Joaquîn "El Chapo" Guzmán, líder del Cártel de Sinaloa, es escoltado hacia un helicóptero con las manos esposadas por infantes de Marina mexicanos en un hangar de la Armada en la Ciudad de México, el sábado 22 de febrero de 2014. (Foto AP/Eduardo Verdugo)

Eduardo Verdugo

Last February, Joaquín “El Chapo” Guzmán, leader of the Sinaloa Cartel and one of the most powerful drug lords in Mexico, was arrested in the coastal town of Mazatlán after years of evading authorities.

Or was he?

That’s the question filmmaker Charlie Minn raises in his documentary, “Es El Chapo?,” which will screen at the Harkins Tucson Spectrum 18, 5455 S. Calle Santa Cruz, starting Friday.

A part-time resident of El Paso, Texas, Minn said there is a widespread skepticism in Mexico when it comes to the topic of Guzmán’s capture.

“There wasn’t a single shot fired when he was arrested,” Minn said in a recent phone interview. “He was the biggest drug lord in the world. How does that happen?

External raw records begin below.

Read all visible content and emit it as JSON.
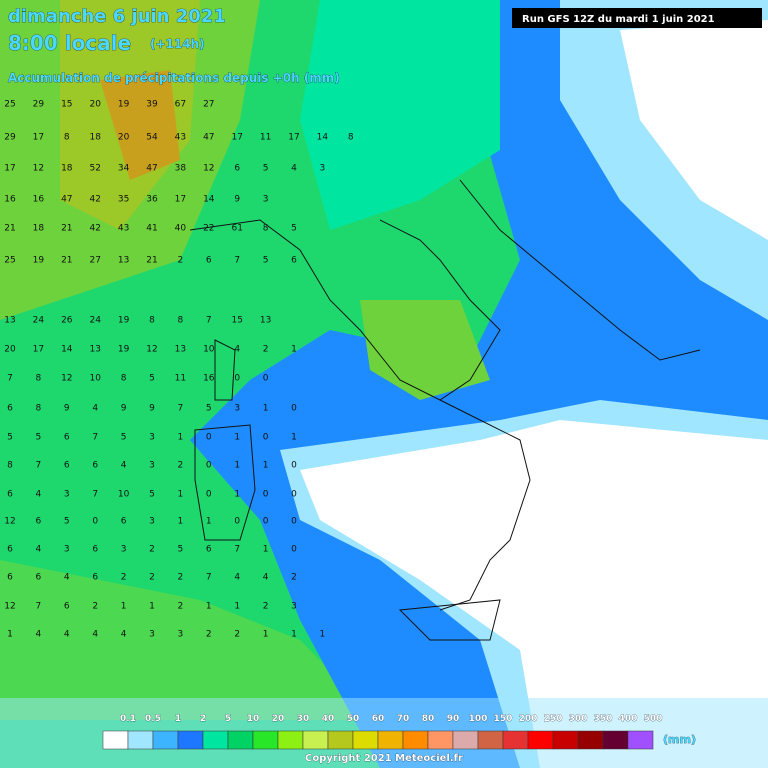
{
  "header": {
    "date": "dimanche 6 juin 2021",
    "time": "8:00 locale",
    "lead": "(+114h)",
    "subtitle": "Accumulation de précipitations depuis +0h (mm)",
    "run": "Run GFS 12Z du mardi 1 juin 2021"
  },
  "grid": {
    "rows": [
      {
        "y": 104,
        "values": [
          25,
          29,
          15,
          20,
          19,
          39,
          67,
          27
        ]
      },
      {
        "y": 137,
        "values": [
          29,
          17,
          8,
          18,
          20,
          54,
          43,
          47,
          17,
          11,
          17,
          14,
          8
        ]
      },
      {
        "y": 168,
        "values": [
          17,
          12,
          18,
          52,
          34,
          47,
          38,
          12,
          6,
          5,
          4,
          3
        ]
      },
      {
        "y": 199,
        "values": [
          16,
          16,
          47,
          42,
          35,
          36,
          17,
          14,
          9,
          3
        ]
      },
      {
        "y": 228,
        "values": [
          21,
          18,
          21,
          42,
          43,
          41,
          40,
          22,
          61,
          8,
          5
        ]
      },
      {
        "y": 260,
        "values": [
          25,
          19,
          21,
          27,
          13,
          21,
          2,
          6,
          7,
          5,
          6
        ]
      },
      {
        "y": 320,
        "values": [
          13,
          24,
          26,
          24,
          19,
          8,
          8,
          7,
          15,
          13
        ]
      },
      {
        "y": 349,
        "values": [
          20,
          17,
          14,
          13,
          19,
          12,
          13,
          10,
          4,
          2,
          1
        ]
      },
      {
        "y": 378,
        "values": [
          7,
          8,
          12,
          10,
          8,
          5,
          11,
          16,
          0,
          0
        ]
      },
      {
        "y": 408,
        "values": [
          6,
          8,
          9,
          4,
          9,
          9,
          7,
          5,
          3,
          1,
          0
        ]
      },
      {
        "y": 437,
        "values": [
          5,
          5,
          6,
          7,
          5,
          3,
          1,
          0,
          1,
          0,
          1
        ]
      },
      {
        "y": 465,
        "values": [
          8,
          7,
          6,
          6,
          4,
          3,
          2,
          0,
          1,
          1,
          0
        ]
      },
      {
        "y": 494,
        "values": [
          6,
          4,
          3,
          7,
          10,
          5,
          1,
          0,
          1,
          0,
          0
        ]
      },
      {
        "y": 521,
        "values": [
          12,
          6,
          5,
          0,
          6,
          3,
          1,
          1,
          0,
          0,
          0
        ]
      },
      {
        "y": 549,
        "values": [
          6,
          4,
          3,
          6,
          3,
          2,
          5,
          6,
          7,
          1,
          0
        ]
      },
      {
        "y": 577,
        "values": [
          6,
          6,
          4,
          6,
          2,
          2,
          2,
          7,
          4,
          4,
          2
        ]
      },
      {
        "y": 606,
        "values": [
          12,
          7,
          6,
          2,
          1,
          1,
          2,
          1,
          1,
          2,
          3
        ]
      },
      {
        "y": 634,
        "values": [
          1,
          4,
          4,
          4,
          4,
          3,
          3,
          2,
          2,
          1,
          1,
          1
        ]
      }
    ]
  },
  "legend": {
    "unit": "(mm)",
    "entries": [
      {
        "label": "0.1",
        "color": "#ffffff"
      },
      {
        "label": "0.5",
        "color": "#a0e6ff"
      },
      {
        "label": "1",
        "color": "#3cb4ff"
      },
      {
        "label": "2",
        "color": "#1e78ff"
      },
      {
        "label": "5",
        "color": "#00e6a0"
      },
      {
        "label": "10",
        "color": "#00d264"
      },
      {
        "label": "20",
        "color": "#28e628"
      },
      {
        "label": "30",
        "color": "#8cf014"
      },
      {
        "label": "40",
        "color": "#c8f050"
      },
      {
        "label": "50",
        "color": "#b4c81e"
      },
      {
        "label": "60",
        "color": "#dcdc00"
      },
      {
        "label": "70",
        "color": "#f0b400"
      },
      {
        "label": "80",
        "color": "#ff8c00"
      },
      {
        "label": "90",
        "color": "#ff9664"
      },
      {
        "label": "100",
        "color": "#dcaaaa"
      },
      {
        "label": "150",
        "color": "#d26446"
      },
      {
        "label": "200",
        "color": "#e63232"
      },
      {
        "label": "250",
        "color": "#ff0000"
      },
      {
        "label": "300",
        "color": "#c80000"
      },
      {
        "label": "350",
        "color": "#960000"
      },
      {
        "label": "400",
        "color": "#640032"
      },
      {
        "label": "500",
        "color": "#a050ff"
      }
    ]
  },
  "footer": {
    "copyright": "Copyright 2021 Meteociel.fr"
  }
}
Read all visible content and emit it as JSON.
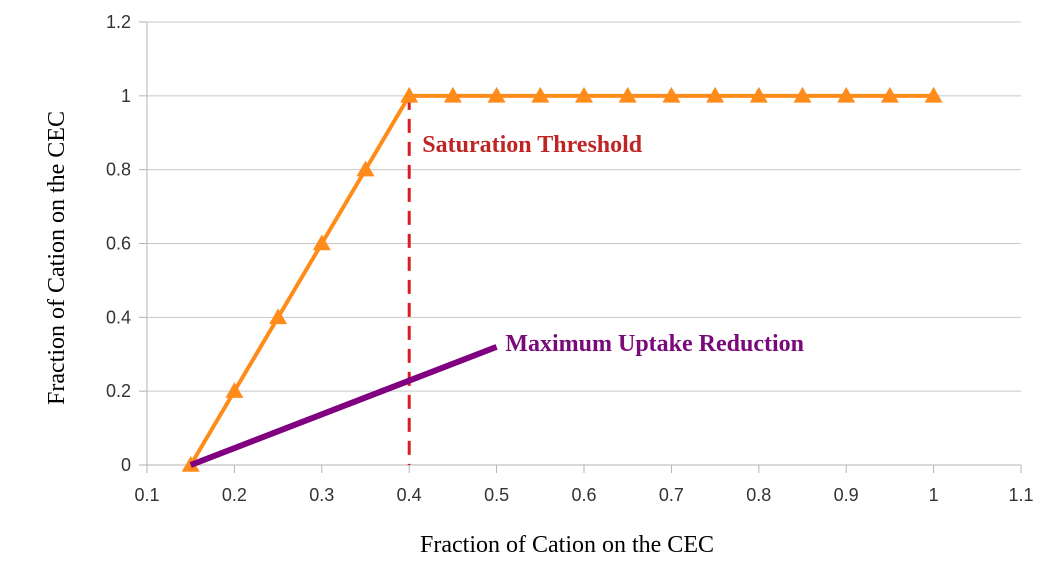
{
  "chart_data": {
    "type": "line",
    "title": "",
    "xlabel": "Fraction of Cation on the CEC",
    "ylabel": "Fraction of Cation on the CEC",
    "xlim": [
      0.1,
      1.1
    ],
    "ylim": [
      0,
      1.2
    ],
    "x_ticks": [
      "0.1",
      "0.2",
      "0.3",
      "0.4",
      "0.5",
      "0.6",
      "0.7",
      "0.8",
      "0.9",
      "1",
      "1.1"
    ],
    "y_ticks": [
      "0",
      "0.2",
      "0.4",
      "0.6",
      "0.8",
      "1",
      "1.2"
    ],
    "grid": "horizontal",
    "legend": "none",
    "series": [
      {
        "color": "#ff8c1a",
        "marker": "triangle",
        "x": [
          0.15,
          0.2,
          0.25,
          0.3,
          0.35,
          0.4,
          0.45,
          0.5,
          0.55,
          0.6,
          0.65,
          0.7,
          0.75,
          0.8,
          0.85,
          0.9,
          0.95,
          1.0
        ],
        "y": [
          0,
          0.2,
          0.4,
          0.6,
          0.8,
          1,
          1,
          1,
          1,
          1,
          1,
          1,
          1,
          1,
          1,
          1,
          1,
          1
        ]
      },
      {
        "color": "#800080",
        "marker": "none",
        "x": [
          0.15,
          0.5
        ],
        "y": [
          0,
          0.32
        ]
      }
    ],
    "threshold": {
      "x": 0.4,
      "y_range": [
        0,
        1
      ],
      "color": "#d42020",
      "style": "dashed"
    },
    "annotations": [
      {
        "text": "Saturation Threshold",
        "x": 0.415,
        "y": 0.87,
        "color": "#c02525"
      },
      {
        "text": "Maximum Uptake Reduction",
        "x": 0.51,
        "y": 0.33,
        "color": "#7a0a7a"
      }
    ]
  }
}
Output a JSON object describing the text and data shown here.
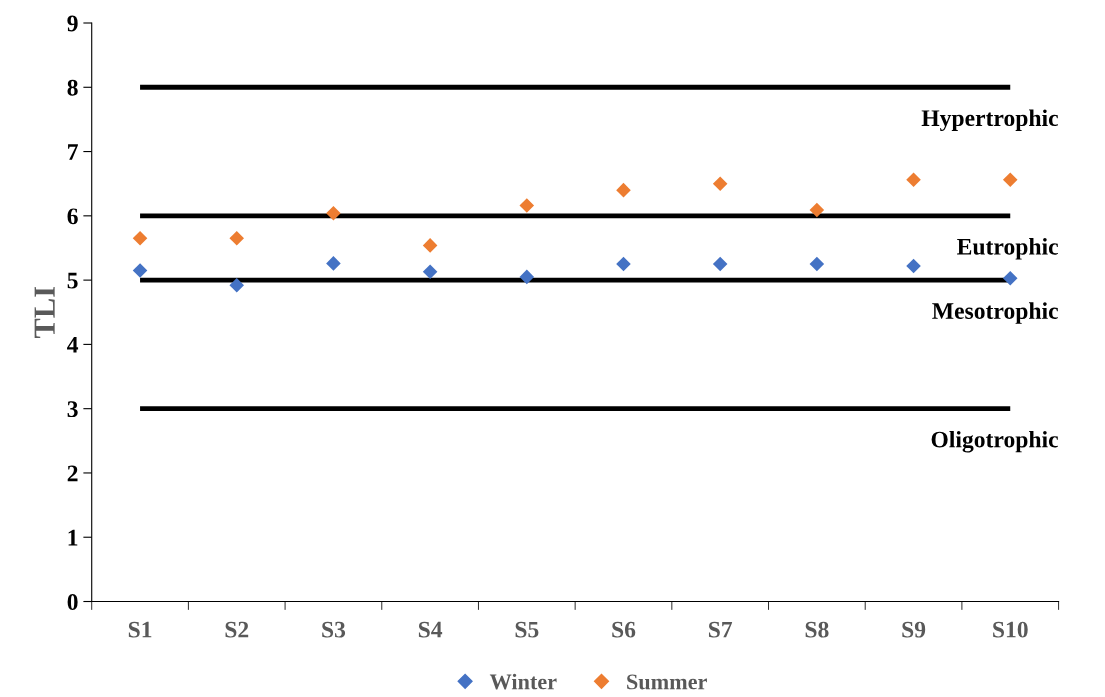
{
  "chart_data": {
    "type": "scatter",
    "ylabel": "TLI",
    "categories": [
      "S1",
      "S2",
      "S3",
      "S4",
      "S5",
      "S6",
      "S7",
      "S8",
      "S9",
      "S10"
    ],
    "series": [
      {
        "name": "Winter",
        "color": "#4472c4",
        "values": [
          5.15,
          4.92,
          5.26,
          5.13,
          5.05,
          5.25,
          5.25,
          5.25,
          5.22,
          5.03
        ]
      },
      {
        "name": "Summer",
        "color": "#ed7d31",
        "values": [
          5.65,
          5.65,
          6.04,
          5.54,
          6.16,
          6.4,
          6.5,
          6.09,
          6.56,
          6.56
        ]
      }
    ],
    "ylim": [
      0,
      9
    ],
    "yticks": [
      0,
      1,
      2,
      3,
      4,
      5,
      6,
      7,
      8,
      9
    ],
    "ref_lines": [
      {
        "axis": "y",
        "value": 8,
        "color": "#000000",
        "label": "Hypertrophic"
      },
      {
        "axis": "y",
        "value": 6,
        "color": "#000000",
        "label": "Eutrophic"
      },
      {
        "axis": "y",
        "value": 5,
        "color": "#000000",
        "label": "Mesotrophic"
      },
      {
        "axis": "y",
        "value": 3,
        "color": "#000000",
        "label": "Oligotrophic"
      }
    ],
    "marker": "diamond",
    "grid": false,
    "legend": "bottom"
  }
}
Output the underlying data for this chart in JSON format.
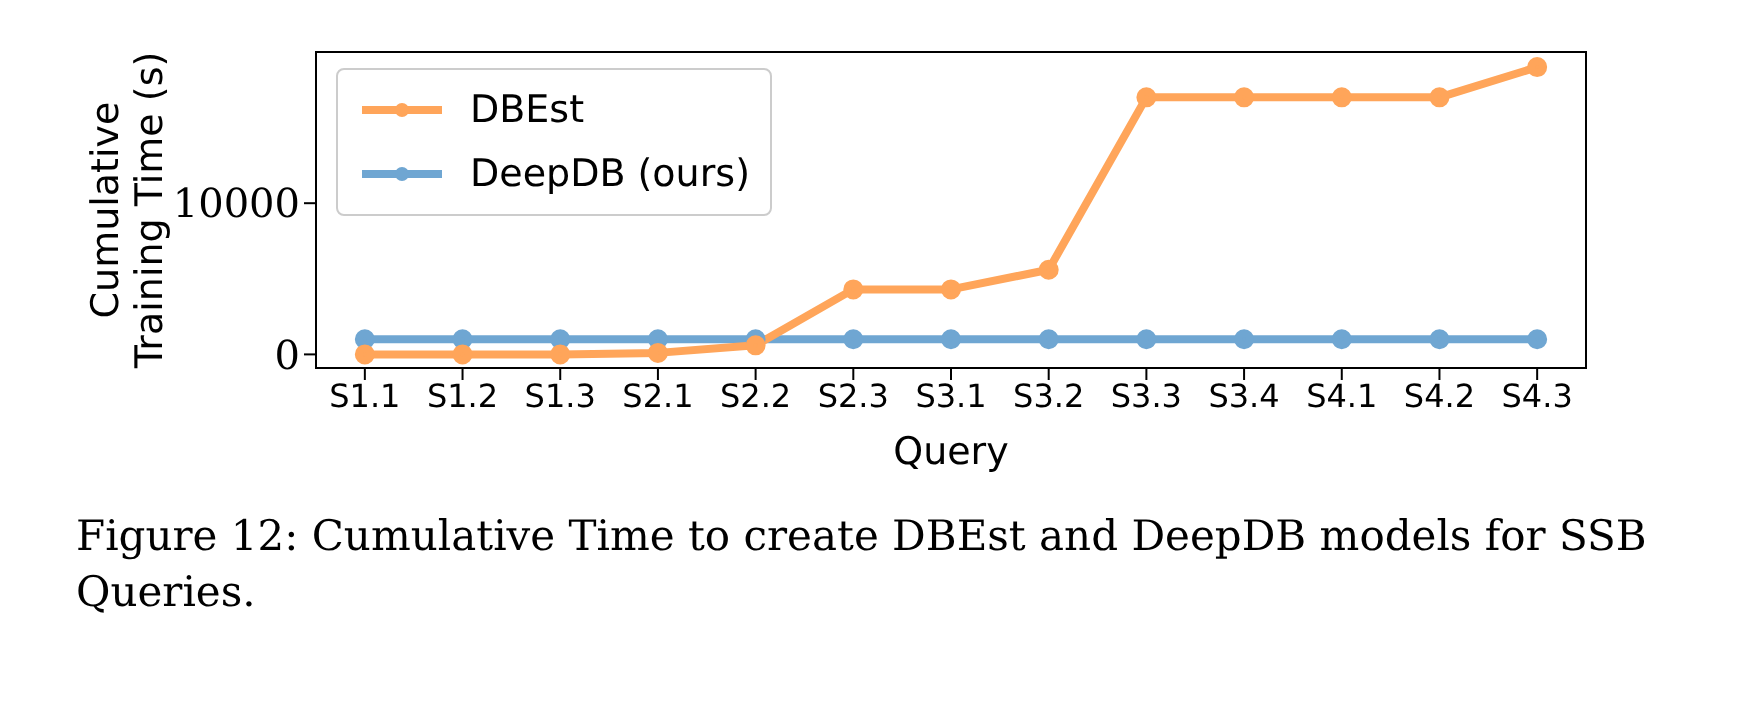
{
  "chart_data": {
    "type": "line",
    "xlabel": "Query",
    "ylabel": "Cumulative Training Time (s)",
    "categories": [
      "S1.1",
      "S1.2",
      "S1.3",
      "S2.1",
      "S2.2",
      "S2.3",
      "S3.1",
      "S3.2",
      "S3.3",
      "S3.4",
      "S4.1",
      "S4.2",
      "S4.3"
    ],
    "series": [
      {
        "name": "DBEst",
        "color": "#ffa55a",
        "values": [
          0,
          0,
          0,
          100,
          600,
          4300,
          4300,
          5600,
          17000,
          17000,
          17000,
          17000,
          19000
        ]
      },
      {
        "name": "DeepDB (ours)",
        "color": "#6fa6d2",
        "values": [
          1000,
          1000,
          1000,
          1000,
          1000,
          1000,
          1000,
          1000,
          1000,
          1000,
          1000,
          1000,
          1000
        ]
      }
    ],
    "ylim": [
      -900,
      20000
    ],
    "yticks": [
      0,
      10000
    ],
    "grid": false,
    "legend": "top left",
    "marker": "circle",
    "line_style": "solid",
    "annotations": [
      "Figure 12: Cumulative Time to create DBEst and DeepDB models for SSB Queries."
    ]
  }
}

It is very suspicious.”

“Es El Chapo?” follows Minn and his five-man film crew as they travel into the heart of Sinaloa to speak to residents and officials about what they believe went down.

Visit for more info on the film and showtimes.

Why make this film? “I was in El Paso when he got arrested. From that point forward, I kept hearing people say that they didn’t think it was Chapo who was arrested. I thought that idea might make for a good documentary. When have you ever heard of a colossal fugitive being arrested, followed by people doubting that it was that person? It only happens in a country like Mexico, where corruption runs so deep.”

Where in Mexico did you travel? “We went into Sinaloa, to Mazatlán on the Pacific coast. We went to Chapo’s hometown, La Tuna, in Badiraguato. We risked getting shot going there. You take a single dirt road to get into town. It is winding and narrow. Cars going into the village are under intense scrutiny.”

With whom did you speak and what was the most surprising thing you learned? “We talked to residents from Culiacán and Mazatlán, the police, the attorney general. We tried to cover as much ground as possible.

“I was surprised by how revered Chapo is in Mexico despite being responsible for so many deaths. He is a Robin Hood figure, the social bandit that beat the system. The average Mexican doesn’t trust their government. They look at someone like Chapo Guzmán, who represents power, fame and wealth and want to achieve the things he has achieved.

What do you want people to get out of this film? “There are so many opinions out there about his arrest. I would love for people, when they walk out of the theater to decide for themselves what they think happened.”